Among the spending reductions passed by the Senate (other than the $485 million in agency cuts to be enacted by the Governor):

·             12.5 percent cut to remaining balances of local assistance grants;

·             5 percent cut to operating aid for SUNY, CUNY and community colleges;

·             5.4 percent cut to the Office of Mental Retardation and Developmental Disabilities; and

·             $107 million in health care actions.


Several one-time legislative actions were included in the DRP as well, including:

  • $200 million from the Battery Park City Authority;
  • $90 million from the Regional Greenhouse Gas Initiative;
  • $10 million from the Environmental Protection Fund; and
  • $26 million from the Dormitory Authority.
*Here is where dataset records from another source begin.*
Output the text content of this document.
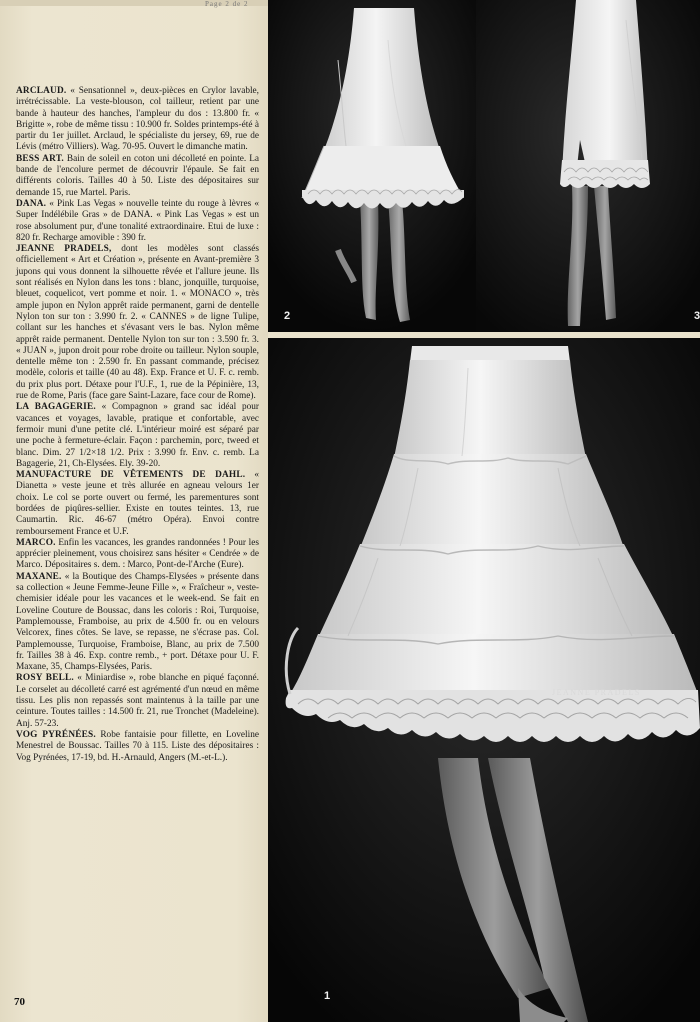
Page 2 de 2

ARCLAUD. « Sensationnel », deux-pièces en Crylor lavable, irrétrécissable. La veste-blouson, col tailleur, retient par une bande à hauteur des hanches, l'ampleur du dos : 13.800 fr. « Brigitte », robe de même tissu : 10.900 fr. Soldes printemps-été à partir du 1er juillet. Arclaud, le spécialiste du jersey, 69, rue de Lévis (métro Villiers). Wag. 70-95. Ouvert le dimanche matin.

BESS ART. Bain de soleil en coton uni décolleté en pointe. La bande de l'encolure permet de découvrir l'épaule. Se fait en différents coloris. Tailles 40 à 50. Liste des dépositaires sur demande 15, rue Martel. Paris.

DANA. « Pink Las Vegas » nouvelle teinte du rouge à lèvres « Super Indélébile Gras » de DANA. « Pink Las Vegas » est un rose absolument pur, d'une tonalité extraordinaire. Etui de luxe : 820 fr. Recharge amovible : 390 fr.

JEANNE PRADELS, dont les modèles sont classés officiellement « Art et Création », présente en Avant-première 3 jupons qui vous donnent la silhouette rêvée et l'allure jeune. Ils sont réalisés en Nylon dans les tons : blanc, jonquille, turquoise, bleuet, coquelicot, vert pomme et noir. 1. « MONACO », très ample jupon en Nylon apprêt raide permanent, garni de dentelle Nylon ton sur ton : 3.990 fr. 2. « CANNES » de ligne Tulipe, collant sur les hanches et s'évasant vers le bas. Nylon même apprêt raide permanent. Dentelle Nylon ton sur ton : 3.590 fr. 3. « JUAN », jupon droit pour robe droite ou tailleur. Nylon souple, dentelle même ton : 2.590 fr. En passant commande, précisez modèle, coloris et taille (40 au 48). Exp. France et U. F. c. remb. du prix plus port. Détaxe pour l'U.F., 1, rue de la Pépinière, 13, rue de Rome, Paris (face gare Saint-Lazare, face cour de Rome).

LA BAGAGERIE. « Compagnon » grand sac idéal pour vacances et voyages, lavable, pratique et confortable, avec fermoir muni d'une petite clé. L'intérieur moiré est séparé par une poche à fermeture-éclair. Façon : parchemin, porc, tweed et blanc. Dim. 27 1/2×18 1/2. Prix : 3.990 fr. Env. c. remb. La Bagagerie, 21, Ch-Elysées. Ely. 39-20.

MANUFACTURE DE VÊTEMENTS DE DAHL. « Dianetta » veste jeune et très allurée en agneau velours 1er choix. Le col se porte ouvert ou fermé, les parementures sont bordées de piqûres-sellier. Existe en toutes teintes. 13, rue Caumartin. Ric. 46-67 (métro Opéra). Envoi contre remboursement France et U.F.

MARCO. Enfin les vacances, les grandes randonnées ! Pour les apprécier pleinement, vous choisirez sans hésiter « Cendrée » de Marco. Dépositaires s. dem. : Marco, Pont-de-l'Arche (Eure).

MAXANE. « la Boutique des Champs-Elysées » présente dans sa collection « Jeune Femme-Jeune Fille », « Fraîcheur », veste-chemisier idéale pour les vacances et le week-end. Se fait en Loveline Couture de Boussac, dans les coloris : Roi, Turquoise, Pamplemousse, Framboise, au prix de 4.500 fr. ou en velours Velcorex, fines côtes. Se lave, se repasse, ne s'écrase pas. Col. Pamplemousse, Turquoise, Framboise, Blanc, au prix de 7.500 fr. Tailles 38 à 46. Exp. contre remb., + port. Détaxe pour U. F. Maxane, 35, Champs-Elysées, Paris.

ROSY BELL. « Miniardise », robe blanche en piqué façonné. Le corselet au décolleté carré est agrémenté d'un nœud en même tissu. Les plis non repassés sont maintenus à la taille par une ceinture. Toutes tailles : 14.500 fr. 21, rue Tronchet (Madeleine). Anj. 57-23.

VOG PYRÉNÉES. Robe fantaisie pour fillette, en Loveline Menestrel de Boussac. Tailles 70 à 115. Liste des dépositaires : Vog Pyrénées, 17-19, bd. H.-Arnauld, Angers (M.-et-L.).

70
2	3
JEANNE PRADELS
1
By working with the Governor and Assembly to find alternative cuts, the Senate successfully turned back a number of proposals that would have cost the state hundreds of millions in lost funding, established new taxes and left nursing homes without the funding they needed to continue vital services for our elderly.

  • The Senate stood firm against the imposition of any new taxes on New Yorkers or businesses by reversing the Governor’s proposal to more than double the gross receipts tax on hospitals (from .35 percent to .75 percent).
  • The Senate ensured that outside sources of funding remain strong by finding more sensible cuts than the proposed $287 million to Medicaid programs, which would have triggered the loss of hundreds of millions in federal matching funds—the state would have lost $1.60 for every dollar saved, totaling $746 million (state and federal share).
  • The Senate eliminated the plan to delay rebasing payments to nursing homes and hospitals (costing them $60 million). The original proposal would have had a particularly negative impact on those Upstate and in suburban providers.